I don't even recognise myself from a month ago. They say you experience higher intuition and clarity when you do no fap for an extended amount of time, and I've been getting exactly that. I now know what they are talking about. A lotta people who do it for a week or two just think the only benefits are more libido and motivation. No, it turns into something else after the 1 month mark. Then on the 2 month mark, it grows even more. A friend told me his record was 65 days, but he now doesn't go beyond 7 days because he thinks there's nothing more to it. I told him that's untrue. It's hard to explain what happens after 2 months. My mind is evolving to the point that I'm just hyperaware and sensitive to everything. The clarity is incredible. It's almost like I've become psychic. I sense people's energy, so I intuitively seek out the truth of everything very fast.

I've made a huge discovery that will completely turn the world upside down. For the past few days, I started researching human anatomy, such as the differences between male and female skulls and bone structure. I found out that once you're aware of the physical difference between genders, then you observe people very closely, you'll discover that a lotta people have actually switched genders. There are more of these people than you think, but they are keeping it a secret. I won't go too much into detail with this, as it's a very controversial topic that goes really deep. But this is what I really meant in my other post when I said a lotta celebrities aren't actually real people. Some of you thought I meant they were faking their personalities or something, but I was talking about something much more. And I'm making these discoveries now, cause my mind is hyperaware to the point that I'm being directed to truth.

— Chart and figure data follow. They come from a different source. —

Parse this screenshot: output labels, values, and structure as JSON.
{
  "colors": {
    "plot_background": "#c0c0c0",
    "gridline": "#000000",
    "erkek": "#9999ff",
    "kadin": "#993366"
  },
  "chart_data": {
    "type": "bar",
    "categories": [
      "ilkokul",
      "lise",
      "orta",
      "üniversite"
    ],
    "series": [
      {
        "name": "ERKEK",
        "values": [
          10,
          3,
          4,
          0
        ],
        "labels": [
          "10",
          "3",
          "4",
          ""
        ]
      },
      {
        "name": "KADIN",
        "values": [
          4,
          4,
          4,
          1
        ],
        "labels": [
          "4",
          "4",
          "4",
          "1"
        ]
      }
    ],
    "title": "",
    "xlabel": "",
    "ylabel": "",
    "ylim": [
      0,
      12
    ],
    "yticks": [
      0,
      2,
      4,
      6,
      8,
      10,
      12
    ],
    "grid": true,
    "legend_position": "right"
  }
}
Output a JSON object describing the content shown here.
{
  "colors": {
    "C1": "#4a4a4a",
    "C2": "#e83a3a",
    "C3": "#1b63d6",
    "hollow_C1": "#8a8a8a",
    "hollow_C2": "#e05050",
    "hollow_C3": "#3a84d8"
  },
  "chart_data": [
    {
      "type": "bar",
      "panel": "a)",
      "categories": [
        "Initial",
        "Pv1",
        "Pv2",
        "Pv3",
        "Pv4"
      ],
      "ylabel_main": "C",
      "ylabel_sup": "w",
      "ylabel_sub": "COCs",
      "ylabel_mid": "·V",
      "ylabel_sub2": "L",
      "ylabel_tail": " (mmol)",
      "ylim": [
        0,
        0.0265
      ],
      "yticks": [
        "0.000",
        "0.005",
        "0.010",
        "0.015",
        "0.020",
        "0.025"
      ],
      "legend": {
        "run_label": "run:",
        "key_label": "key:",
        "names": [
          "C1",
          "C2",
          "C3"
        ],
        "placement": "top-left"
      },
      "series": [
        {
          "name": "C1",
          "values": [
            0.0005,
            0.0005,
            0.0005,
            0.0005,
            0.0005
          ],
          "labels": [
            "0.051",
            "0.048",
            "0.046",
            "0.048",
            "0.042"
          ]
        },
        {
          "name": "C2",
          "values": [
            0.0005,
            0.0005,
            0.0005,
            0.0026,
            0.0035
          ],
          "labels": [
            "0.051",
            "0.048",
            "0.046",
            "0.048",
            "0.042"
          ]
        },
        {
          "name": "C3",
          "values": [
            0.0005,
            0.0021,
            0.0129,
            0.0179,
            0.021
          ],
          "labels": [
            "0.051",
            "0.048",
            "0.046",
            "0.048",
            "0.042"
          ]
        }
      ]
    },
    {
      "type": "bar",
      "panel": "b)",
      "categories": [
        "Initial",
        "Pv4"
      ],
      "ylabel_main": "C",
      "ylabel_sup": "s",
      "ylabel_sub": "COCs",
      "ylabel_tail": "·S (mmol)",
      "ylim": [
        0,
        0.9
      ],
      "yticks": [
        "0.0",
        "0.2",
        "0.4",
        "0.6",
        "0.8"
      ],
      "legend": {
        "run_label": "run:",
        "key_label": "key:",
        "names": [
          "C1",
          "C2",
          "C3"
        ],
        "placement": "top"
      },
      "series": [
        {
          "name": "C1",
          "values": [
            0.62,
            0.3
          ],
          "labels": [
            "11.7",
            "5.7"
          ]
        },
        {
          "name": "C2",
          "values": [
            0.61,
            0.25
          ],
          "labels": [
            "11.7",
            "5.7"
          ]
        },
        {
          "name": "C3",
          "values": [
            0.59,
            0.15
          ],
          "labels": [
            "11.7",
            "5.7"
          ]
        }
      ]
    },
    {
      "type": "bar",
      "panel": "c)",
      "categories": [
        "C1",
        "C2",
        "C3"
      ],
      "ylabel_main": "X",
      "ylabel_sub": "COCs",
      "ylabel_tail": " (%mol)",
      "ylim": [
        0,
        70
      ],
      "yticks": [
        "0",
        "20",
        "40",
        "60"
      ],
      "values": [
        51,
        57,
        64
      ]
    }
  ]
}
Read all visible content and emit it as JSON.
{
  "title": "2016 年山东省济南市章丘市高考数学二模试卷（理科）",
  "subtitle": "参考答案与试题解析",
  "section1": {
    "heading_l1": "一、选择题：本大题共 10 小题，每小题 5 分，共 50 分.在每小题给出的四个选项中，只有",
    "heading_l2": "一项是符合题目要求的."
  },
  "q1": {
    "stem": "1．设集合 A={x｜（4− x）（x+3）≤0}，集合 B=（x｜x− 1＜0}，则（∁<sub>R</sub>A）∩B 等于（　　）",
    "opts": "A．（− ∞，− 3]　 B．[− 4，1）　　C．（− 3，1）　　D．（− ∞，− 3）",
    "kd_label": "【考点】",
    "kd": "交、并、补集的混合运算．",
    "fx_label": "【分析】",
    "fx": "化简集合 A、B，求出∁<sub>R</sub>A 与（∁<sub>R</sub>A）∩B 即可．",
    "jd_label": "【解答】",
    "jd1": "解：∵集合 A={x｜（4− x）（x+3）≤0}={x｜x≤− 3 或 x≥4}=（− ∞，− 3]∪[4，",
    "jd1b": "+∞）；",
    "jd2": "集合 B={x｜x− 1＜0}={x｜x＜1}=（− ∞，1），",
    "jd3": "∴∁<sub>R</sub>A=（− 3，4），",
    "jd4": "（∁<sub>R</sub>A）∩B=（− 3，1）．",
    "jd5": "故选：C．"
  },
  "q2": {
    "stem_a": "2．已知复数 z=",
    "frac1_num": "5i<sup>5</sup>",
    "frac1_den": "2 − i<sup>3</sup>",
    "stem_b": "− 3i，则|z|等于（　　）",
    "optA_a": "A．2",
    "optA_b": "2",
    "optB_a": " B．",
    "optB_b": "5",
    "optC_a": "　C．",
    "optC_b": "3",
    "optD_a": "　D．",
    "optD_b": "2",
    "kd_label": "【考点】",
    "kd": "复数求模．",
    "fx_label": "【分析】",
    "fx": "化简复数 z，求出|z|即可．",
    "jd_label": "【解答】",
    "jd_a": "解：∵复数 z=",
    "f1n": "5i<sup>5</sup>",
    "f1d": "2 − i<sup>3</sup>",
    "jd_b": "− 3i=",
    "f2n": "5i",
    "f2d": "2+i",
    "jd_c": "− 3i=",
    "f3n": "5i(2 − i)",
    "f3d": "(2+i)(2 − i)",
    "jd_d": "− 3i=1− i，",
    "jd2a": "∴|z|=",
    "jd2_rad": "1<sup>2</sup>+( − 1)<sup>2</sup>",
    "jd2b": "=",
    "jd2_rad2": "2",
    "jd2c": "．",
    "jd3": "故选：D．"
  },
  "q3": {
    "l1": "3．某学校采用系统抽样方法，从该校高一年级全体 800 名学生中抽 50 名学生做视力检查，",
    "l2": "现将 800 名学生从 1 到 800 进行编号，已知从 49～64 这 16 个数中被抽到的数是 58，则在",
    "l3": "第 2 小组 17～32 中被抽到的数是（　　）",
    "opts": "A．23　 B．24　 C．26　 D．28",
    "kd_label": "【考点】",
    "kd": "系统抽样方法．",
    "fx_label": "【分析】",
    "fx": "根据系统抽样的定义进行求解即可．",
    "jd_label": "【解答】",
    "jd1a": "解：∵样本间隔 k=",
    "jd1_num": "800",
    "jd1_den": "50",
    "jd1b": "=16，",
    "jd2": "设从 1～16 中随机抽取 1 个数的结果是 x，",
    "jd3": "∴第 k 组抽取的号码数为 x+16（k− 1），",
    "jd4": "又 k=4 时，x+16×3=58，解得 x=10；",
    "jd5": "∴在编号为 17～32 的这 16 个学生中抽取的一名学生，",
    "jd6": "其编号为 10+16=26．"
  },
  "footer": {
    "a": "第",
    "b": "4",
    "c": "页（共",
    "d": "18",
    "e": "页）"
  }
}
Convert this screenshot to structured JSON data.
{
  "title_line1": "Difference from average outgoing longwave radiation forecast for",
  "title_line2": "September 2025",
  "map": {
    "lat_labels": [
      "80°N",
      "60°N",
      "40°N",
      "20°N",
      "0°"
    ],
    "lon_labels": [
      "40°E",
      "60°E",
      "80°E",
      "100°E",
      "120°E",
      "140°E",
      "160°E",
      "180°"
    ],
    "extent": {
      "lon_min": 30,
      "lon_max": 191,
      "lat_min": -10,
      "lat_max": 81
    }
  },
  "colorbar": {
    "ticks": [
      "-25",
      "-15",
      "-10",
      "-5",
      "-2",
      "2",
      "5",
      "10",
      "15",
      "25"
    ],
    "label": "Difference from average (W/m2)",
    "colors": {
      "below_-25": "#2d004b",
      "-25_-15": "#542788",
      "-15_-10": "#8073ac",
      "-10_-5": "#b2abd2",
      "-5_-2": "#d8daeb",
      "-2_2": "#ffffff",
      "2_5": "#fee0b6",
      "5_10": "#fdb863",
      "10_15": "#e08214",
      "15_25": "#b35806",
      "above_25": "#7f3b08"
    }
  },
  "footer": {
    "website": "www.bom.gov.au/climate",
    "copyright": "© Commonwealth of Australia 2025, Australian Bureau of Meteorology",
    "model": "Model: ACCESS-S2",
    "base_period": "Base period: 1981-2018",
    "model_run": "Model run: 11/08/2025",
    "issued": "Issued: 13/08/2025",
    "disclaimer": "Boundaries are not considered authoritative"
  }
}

The German/Swedish M and I are still talking, despite her being in a relationship now. It's good she's interested in staying in contact. It was hard for me when I first heard about her new status, but I'm pretty much over it now. It's a huge blessing that I'm no longer obsessing over her, since she's too far away, cause the reality bending was probably assisting with putting things behind me, in order to attract more romantic potentials.

What a crazy few days it has been! I can sense 3.2 is very close now. TID has impacted me immensely and it's growing stronger by the day.